The Serious Fraud Office (SFO) has recently published new “Corporate Co-operation Guidance” with the intention of providing transparency into what organisations might expect if they self-report fraud to the SFO. Whether the guidance actually achieves this purpose is still up for question and shall be explored further.
Does the guidance increase transparency in relation to the benefits of Deferred Prosecution Agreements?
A Deferred Prosecution Agreement (DPA) is an agreement reached between the SFO and an organisation which could be prosecuted. The agreement allows for prosecution to be suspended for a certain period of time whilst the organisation meets certain conditions set out in the DPA. At present, it seems that DPAs are increasing in popularity with the SFO - a trend that has left legal advisors and in-house legal teams questioning the true benefits of DPAs and self-reporting wrongdoing.
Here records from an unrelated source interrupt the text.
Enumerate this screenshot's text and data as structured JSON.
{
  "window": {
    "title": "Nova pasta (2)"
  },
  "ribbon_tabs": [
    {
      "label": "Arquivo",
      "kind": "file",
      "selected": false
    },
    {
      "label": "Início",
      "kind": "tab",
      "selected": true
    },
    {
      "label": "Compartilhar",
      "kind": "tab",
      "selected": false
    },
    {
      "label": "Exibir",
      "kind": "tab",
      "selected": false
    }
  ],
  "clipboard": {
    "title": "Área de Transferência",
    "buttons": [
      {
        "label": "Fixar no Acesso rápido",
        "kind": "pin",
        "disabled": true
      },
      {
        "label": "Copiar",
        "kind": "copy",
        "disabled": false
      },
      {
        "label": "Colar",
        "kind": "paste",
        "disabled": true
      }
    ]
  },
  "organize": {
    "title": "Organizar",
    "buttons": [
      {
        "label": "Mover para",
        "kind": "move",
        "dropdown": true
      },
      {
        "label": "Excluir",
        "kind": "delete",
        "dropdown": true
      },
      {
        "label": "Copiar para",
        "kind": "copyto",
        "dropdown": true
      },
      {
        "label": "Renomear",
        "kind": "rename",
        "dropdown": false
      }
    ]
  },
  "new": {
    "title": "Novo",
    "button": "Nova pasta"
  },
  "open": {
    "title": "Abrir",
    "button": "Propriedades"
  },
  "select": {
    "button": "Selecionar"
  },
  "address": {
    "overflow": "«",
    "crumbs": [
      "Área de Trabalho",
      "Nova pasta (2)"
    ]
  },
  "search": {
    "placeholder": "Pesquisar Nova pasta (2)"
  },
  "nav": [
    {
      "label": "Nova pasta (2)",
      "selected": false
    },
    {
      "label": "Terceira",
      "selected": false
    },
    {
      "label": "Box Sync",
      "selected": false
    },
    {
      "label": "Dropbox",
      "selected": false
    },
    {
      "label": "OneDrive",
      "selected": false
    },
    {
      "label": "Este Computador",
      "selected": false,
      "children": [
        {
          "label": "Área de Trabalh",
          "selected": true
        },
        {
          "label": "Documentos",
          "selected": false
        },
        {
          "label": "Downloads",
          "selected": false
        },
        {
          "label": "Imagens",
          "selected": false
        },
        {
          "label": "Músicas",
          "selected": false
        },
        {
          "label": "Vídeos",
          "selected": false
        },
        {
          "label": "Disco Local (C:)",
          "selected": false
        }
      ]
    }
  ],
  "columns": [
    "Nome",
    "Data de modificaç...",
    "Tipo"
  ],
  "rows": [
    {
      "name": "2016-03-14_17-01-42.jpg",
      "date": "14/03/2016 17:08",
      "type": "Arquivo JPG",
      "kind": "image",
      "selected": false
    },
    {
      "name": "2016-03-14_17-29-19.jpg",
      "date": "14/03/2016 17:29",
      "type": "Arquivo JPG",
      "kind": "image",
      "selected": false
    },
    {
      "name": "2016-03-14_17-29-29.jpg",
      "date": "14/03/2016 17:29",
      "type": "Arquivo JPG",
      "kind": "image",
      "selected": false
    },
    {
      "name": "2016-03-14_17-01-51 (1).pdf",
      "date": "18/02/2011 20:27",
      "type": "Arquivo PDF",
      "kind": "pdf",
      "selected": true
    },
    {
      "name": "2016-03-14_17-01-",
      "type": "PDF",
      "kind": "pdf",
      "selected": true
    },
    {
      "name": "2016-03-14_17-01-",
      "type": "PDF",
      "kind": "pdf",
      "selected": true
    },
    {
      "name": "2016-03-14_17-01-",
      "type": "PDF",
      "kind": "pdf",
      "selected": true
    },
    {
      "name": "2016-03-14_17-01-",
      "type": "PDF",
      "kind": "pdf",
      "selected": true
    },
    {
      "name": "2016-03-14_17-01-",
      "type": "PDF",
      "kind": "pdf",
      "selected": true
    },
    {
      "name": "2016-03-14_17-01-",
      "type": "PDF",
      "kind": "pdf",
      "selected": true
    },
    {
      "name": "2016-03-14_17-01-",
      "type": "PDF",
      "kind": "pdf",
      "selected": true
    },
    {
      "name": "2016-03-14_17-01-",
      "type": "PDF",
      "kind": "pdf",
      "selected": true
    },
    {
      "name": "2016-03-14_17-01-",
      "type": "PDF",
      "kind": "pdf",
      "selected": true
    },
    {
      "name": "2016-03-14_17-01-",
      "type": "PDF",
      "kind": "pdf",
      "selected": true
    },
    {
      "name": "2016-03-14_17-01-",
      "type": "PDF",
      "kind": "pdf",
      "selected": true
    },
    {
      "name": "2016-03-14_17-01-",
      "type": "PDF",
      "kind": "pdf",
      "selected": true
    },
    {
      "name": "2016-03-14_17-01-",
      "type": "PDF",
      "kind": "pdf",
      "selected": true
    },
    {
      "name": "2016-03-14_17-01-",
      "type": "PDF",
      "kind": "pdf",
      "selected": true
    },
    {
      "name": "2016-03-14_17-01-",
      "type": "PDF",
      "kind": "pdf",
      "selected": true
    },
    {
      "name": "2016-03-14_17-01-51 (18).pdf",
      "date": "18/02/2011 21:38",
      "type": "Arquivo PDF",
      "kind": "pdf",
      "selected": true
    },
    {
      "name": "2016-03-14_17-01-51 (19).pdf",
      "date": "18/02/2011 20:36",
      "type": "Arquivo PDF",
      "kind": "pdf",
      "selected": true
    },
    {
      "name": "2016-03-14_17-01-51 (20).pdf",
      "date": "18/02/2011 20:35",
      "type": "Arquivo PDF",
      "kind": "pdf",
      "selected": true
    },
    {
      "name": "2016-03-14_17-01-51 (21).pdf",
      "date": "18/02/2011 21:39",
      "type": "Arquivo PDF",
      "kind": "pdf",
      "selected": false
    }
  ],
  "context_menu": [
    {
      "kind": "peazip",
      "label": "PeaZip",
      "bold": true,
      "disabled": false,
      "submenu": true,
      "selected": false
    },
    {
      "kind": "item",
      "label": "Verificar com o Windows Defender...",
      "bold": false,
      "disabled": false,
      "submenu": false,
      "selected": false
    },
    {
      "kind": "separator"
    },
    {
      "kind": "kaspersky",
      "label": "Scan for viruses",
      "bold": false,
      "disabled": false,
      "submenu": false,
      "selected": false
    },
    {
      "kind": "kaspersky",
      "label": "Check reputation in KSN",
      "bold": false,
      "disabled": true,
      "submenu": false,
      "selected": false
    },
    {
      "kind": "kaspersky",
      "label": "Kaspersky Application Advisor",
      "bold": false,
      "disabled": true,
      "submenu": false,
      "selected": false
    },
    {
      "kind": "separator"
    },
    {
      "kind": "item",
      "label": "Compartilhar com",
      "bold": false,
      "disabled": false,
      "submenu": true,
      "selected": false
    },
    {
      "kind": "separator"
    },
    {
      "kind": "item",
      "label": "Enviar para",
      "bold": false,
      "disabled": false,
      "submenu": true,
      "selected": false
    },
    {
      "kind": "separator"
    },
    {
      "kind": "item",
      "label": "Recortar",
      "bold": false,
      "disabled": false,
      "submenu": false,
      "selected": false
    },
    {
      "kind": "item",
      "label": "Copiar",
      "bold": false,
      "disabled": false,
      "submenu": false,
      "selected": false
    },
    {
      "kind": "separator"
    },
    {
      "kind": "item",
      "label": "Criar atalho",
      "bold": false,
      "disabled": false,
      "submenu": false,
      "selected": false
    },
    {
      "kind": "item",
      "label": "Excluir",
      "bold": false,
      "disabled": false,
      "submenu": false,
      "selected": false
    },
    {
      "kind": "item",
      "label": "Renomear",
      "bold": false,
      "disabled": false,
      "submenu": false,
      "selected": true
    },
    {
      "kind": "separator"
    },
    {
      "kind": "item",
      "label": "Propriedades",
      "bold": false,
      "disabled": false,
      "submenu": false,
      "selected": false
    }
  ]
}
The new guidance does not confirm whether there could be circumstances in which, even if the evidential test is met, a decision to self-report wrongdoing could lead to no further action by the SFO.
It is interesting that the new guidance does not confirm whether there could be circumstances in which, even if the evidential test is met, a decision to self-report wrongdoing could lead to no further action by the SFO. The guidance confirms that genuine and proactive cooperation will be a relevant consideration in a charging decision, but retains full discretion to determine the outcome dependent “upon the particular facts and circumstances” of each case.
Comparably, the U.S. Department of Justice’s (DOJ) FCPA Corporate Enforcement Policy allows an organisation that voluntarily discloses wrongdoing, to create the rebuttable presumption that no additional action will be taken. The DOJ has also produced a guide for organisations considering self-reporting, along with a detailed explanation as to the underlying reason for decisions made by the Department.
Read More: DOJ’s Approach to Evaluating Organizations Evolves Along with Maturing Compliance Programs
In contrast, the SFO chooses not to publish any details about organisations self-reporting and those that have to led to DPA’s or prosecutions. To increase certainty for organisations considering self-reporting, it would be useful if the SFO produced a similar guide.
New Guidance for Organisations Considering Self-Reporting?
The new guidance suggests that there is increased flexibility when any wrongdoing should be reported. It was previously thought that self-reporting should occur as soon as the organisation realises there is a problem. However it is now suggested that “reporting within a reasonable time of the suspicions coming to light; and preserving available evidence and providing it promptly is an evidentially sound format”. Whilst on the face of it, this does appear to allow organisations some flexibility as to when wrongdoing should be reported, it is still rather time sensitive. The expectation is that reporting should occur within a reasonable time of “suspicions” which is likely to occur before the organisation has actual knowledge of offending, so at a fairly early stage.
When organisations conduct internal investigations into potential corruption or wrongdoing, it has always been questionable as to whether key witnesses should be interviewed prior to reporting to the SFO. The new guidance states that to avoid any prejudice to the internal investigation organisations should “consult in a timely way with the SFO before interviewing potential witnesses or suspects, taking personnel/HR actions or taking other overt steps”.
However, whilst the new guidance suggests that the SFO should be contacted before key witnesses are interviewed, it also seems to appreciate the reality. The new guidance does consider the DPA Code of Practice which in contrast suggests that cooperation will include “identifying key witnesses, disclosing their accounts and the documents shown to them”. Given that the new guidance conflicts with the DPA code, it is difficult for organisations to know which guidance takes precedence. It seems that in an effort to be prescriptive and transparent, the SFO have caused further confusion as to whether organisations should interview witnesses before consulting with them.
The SFO have caused further confusion as to whether organisations should interview witnesses before consulting with them.
Overall the new guidance does state that genuine cooperation is inconsistent with “putting suspects on notice” and creating a situation where evidence is tampered with. Organisations should consider this when assessing if they should interview witnesses before contacting the SFO. Whilst the SFO should be consulted in a timely manner before interviewing potential witnesses, there may be situations where the organisation needs to conduct interviews to understand the potential issues and decide whether a self-report should be made.
It seems that in an effort to increase transparency for organisations considering co-operating with the SFO, in certain areas they may have caused further confusion. Whilst certain elements of the new guidance is helpful, it seems that the SFO are verging on placing unrealistic burdens on organisations, without in turn offering the incentive through co-operation deals. The SFO could learn lessons from the DOJ as they offer organisations both clarity on self-reporting and the incentive to co-operate. It will be interesting to see if this guidance actually encourages more organisations to co-operate with the SFO or if it has the opposite effect.